"Oracle has pulled the rug out from under Intel's Itanium processor by yanking support of its database, middleware, and application software on future Poulson and Kittson Itaniums. It looks as though Larry Ellison wants to take on IBM in microprocessors for data center systems,
man to man, head to head. 'I remember when we first bought Sun, a lot of people said we were going to get out of the hardware business," Oracle's co-founder and CEO said opening up his keynote at the OpenWorld customer and partner and conference on Sunday night, when he also announced the new Exalytics in-memory BI appliance. 'I guess we didn't get that memo,' Ellison quipped, pointing out that Apple is doing a 'pretty good job' designing its own hardware and software and making it work well with its own services. And that Oracle is not only committed to making its server, storage, and networking business work, but having taken Sun's hardware as a means of getting its hands on Solaris and Java, Oracle is actually enthusiastic about creating its own stack."
Member since:
2008-08-27
If I remember correctly, the Power processors are designed to compute everything simultaneously on two different processors then compares the results. The idea is to rule out hardware flaws, but it also cuts the core count in half.

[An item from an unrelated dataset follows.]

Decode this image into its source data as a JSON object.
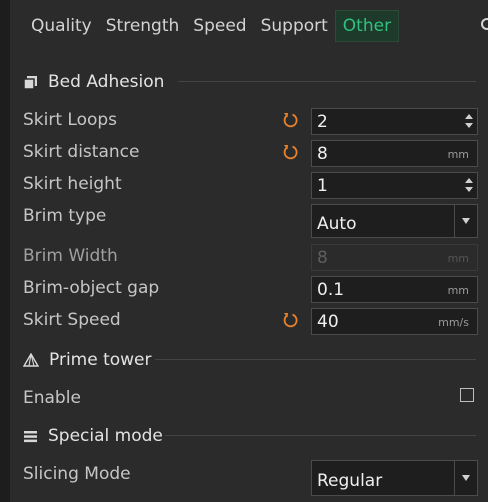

It might be possible to arrange that with a POWER7, but I don't think it's common - it sounds more like something you'd find in the zSeries.
The zSeries uses what they call the z/Architecture - the operating systems see a very CISC set of available instructions that's backward compatible to sometime around the invention of the wheel, though with extensions for modern things like 64-bit operation. This is (I believe) implemented on some unholy combination of firmware and a POWER-based, but very customized, CPU.